In a statement on social media, Al Mazrouei explained that the decision followed a thorough assessment of the country's production policy and future capabilities. It is rooted in the UAE's national interests, its responsibility as a reliable energy supplier, and its firm commitment to maintaining market stability.
The UAE, a member of the oil-producing group since 1967, announced its exit earlier this month.
"This decision is not based on any political considerations and does not indicate any disagreement between the UAE and its partners," Al Mazrouei stated.
The minister described the withdrawal as a "sovereign and strategic choice," stemming from the nation's long-term economic vision, the evolution of its capabilities in the energy sector, and its steadfast commitment to global energy security.
Prior to the outbreak of conflict in the region, the UAE's daily production was slightly above 3 million barrels, broadly in line with the targets set by OPEC+. Abu Dhabi's original target production capacity was 4.9 million barrels per day.

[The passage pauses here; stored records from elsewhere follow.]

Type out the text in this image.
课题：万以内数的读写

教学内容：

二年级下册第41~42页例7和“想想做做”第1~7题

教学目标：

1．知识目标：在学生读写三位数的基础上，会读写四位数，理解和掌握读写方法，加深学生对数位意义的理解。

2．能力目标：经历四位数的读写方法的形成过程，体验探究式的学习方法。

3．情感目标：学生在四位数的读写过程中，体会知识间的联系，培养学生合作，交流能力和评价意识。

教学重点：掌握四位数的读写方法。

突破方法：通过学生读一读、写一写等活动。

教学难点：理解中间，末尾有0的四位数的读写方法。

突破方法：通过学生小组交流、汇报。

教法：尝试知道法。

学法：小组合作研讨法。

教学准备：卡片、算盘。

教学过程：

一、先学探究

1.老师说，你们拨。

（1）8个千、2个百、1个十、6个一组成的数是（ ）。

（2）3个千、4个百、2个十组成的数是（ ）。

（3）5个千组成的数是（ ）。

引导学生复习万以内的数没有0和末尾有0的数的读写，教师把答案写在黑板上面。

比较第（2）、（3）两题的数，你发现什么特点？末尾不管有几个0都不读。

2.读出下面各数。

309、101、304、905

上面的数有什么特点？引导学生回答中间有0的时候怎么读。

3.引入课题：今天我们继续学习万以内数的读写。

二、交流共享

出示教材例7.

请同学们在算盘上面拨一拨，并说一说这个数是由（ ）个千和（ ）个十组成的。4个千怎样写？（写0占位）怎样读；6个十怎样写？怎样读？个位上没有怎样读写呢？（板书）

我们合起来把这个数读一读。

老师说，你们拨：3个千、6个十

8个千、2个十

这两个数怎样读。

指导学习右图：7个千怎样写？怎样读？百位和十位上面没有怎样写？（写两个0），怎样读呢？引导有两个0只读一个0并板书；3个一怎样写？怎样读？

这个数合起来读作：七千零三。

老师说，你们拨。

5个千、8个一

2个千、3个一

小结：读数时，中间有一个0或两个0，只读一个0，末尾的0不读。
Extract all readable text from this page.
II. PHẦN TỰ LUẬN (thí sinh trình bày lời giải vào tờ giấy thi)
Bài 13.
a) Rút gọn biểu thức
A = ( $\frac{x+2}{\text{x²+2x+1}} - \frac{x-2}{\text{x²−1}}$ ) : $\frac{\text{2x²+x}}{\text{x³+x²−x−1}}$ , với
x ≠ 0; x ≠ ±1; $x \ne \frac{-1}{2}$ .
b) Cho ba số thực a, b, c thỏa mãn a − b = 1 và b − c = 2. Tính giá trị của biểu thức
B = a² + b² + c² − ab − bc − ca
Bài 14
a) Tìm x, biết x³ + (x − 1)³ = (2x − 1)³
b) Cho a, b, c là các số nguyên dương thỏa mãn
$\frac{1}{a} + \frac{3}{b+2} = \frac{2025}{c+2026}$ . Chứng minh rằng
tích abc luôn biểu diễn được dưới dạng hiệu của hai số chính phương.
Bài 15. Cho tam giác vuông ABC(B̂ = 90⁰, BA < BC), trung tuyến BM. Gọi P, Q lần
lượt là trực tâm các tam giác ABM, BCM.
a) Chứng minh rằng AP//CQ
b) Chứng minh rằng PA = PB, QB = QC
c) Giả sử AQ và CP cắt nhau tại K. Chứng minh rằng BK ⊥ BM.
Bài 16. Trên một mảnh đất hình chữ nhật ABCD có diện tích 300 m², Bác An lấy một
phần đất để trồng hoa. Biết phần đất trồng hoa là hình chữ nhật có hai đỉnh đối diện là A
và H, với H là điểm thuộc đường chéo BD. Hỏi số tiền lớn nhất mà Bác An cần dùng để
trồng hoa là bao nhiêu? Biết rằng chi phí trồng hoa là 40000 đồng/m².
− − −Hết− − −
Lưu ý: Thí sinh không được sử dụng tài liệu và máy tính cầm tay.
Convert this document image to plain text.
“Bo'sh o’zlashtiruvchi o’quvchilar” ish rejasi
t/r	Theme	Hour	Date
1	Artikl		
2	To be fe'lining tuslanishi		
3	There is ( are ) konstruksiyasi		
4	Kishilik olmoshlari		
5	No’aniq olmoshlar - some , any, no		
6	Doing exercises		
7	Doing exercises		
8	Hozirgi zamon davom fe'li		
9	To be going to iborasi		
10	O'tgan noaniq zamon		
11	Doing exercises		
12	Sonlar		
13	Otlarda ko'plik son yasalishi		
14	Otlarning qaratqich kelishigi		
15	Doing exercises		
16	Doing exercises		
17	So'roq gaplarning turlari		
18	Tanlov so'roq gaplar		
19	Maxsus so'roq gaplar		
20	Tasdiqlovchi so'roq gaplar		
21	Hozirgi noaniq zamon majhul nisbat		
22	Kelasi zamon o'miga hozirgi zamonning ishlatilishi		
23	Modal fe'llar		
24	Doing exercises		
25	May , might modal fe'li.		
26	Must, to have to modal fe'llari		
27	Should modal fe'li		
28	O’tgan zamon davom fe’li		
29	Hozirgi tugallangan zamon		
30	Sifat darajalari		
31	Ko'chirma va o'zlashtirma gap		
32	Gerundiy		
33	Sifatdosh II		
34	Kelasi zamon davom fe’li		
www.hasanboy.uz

However, due to the impact of the conflict, the UAE's daily output has now fallen to between 1.8 and 2.1 million barrels.
Following the UAE's announcement, Jorge Leon, Head of Geopolitical Analysis at Rystad Energy, noted that the UAE is the most influential member of OPEC after Saudi Arabia. Like Saudi Arabia, it is one of the few members with significant spare capacity, enabling it to influence oil prices and respond to supply shocks.
Spare capacity refers to idle production that can be quickly brought online to address major crises. Saudi Arabia and the UAE together control the majority of the world's total spare capacity, which exceeds 4 million barrels per day, giving them particularly significant influence during periods of market volatility.
On Friday, oil prices rose amid market speculation that geopolitical tensions in the region might be refocusing attention.
The international benchmark Brent crude futures for July delivery rose over 3%, closing at $109.26 per barrel. U.S. West Texas Intermediate (WTI) crude futures for June delivery climbed over 4%, settling at $105.42 per barrel.
Year-to-date, Brent crude prices have surged 74%, though they remain below the peak of $118 per barrel reached in late April.
Also on Friday, Abu Dhabi announced it is accelerating the construction of a new east-west oil pipeline to Fujairah to expand its export capacity and bypass the critical Strait of Hormuz shipping chokepoint.
The project, expected to be operational by 2027, will double the export capacity of the Abu Dhabi National Oil Company (ADNOC).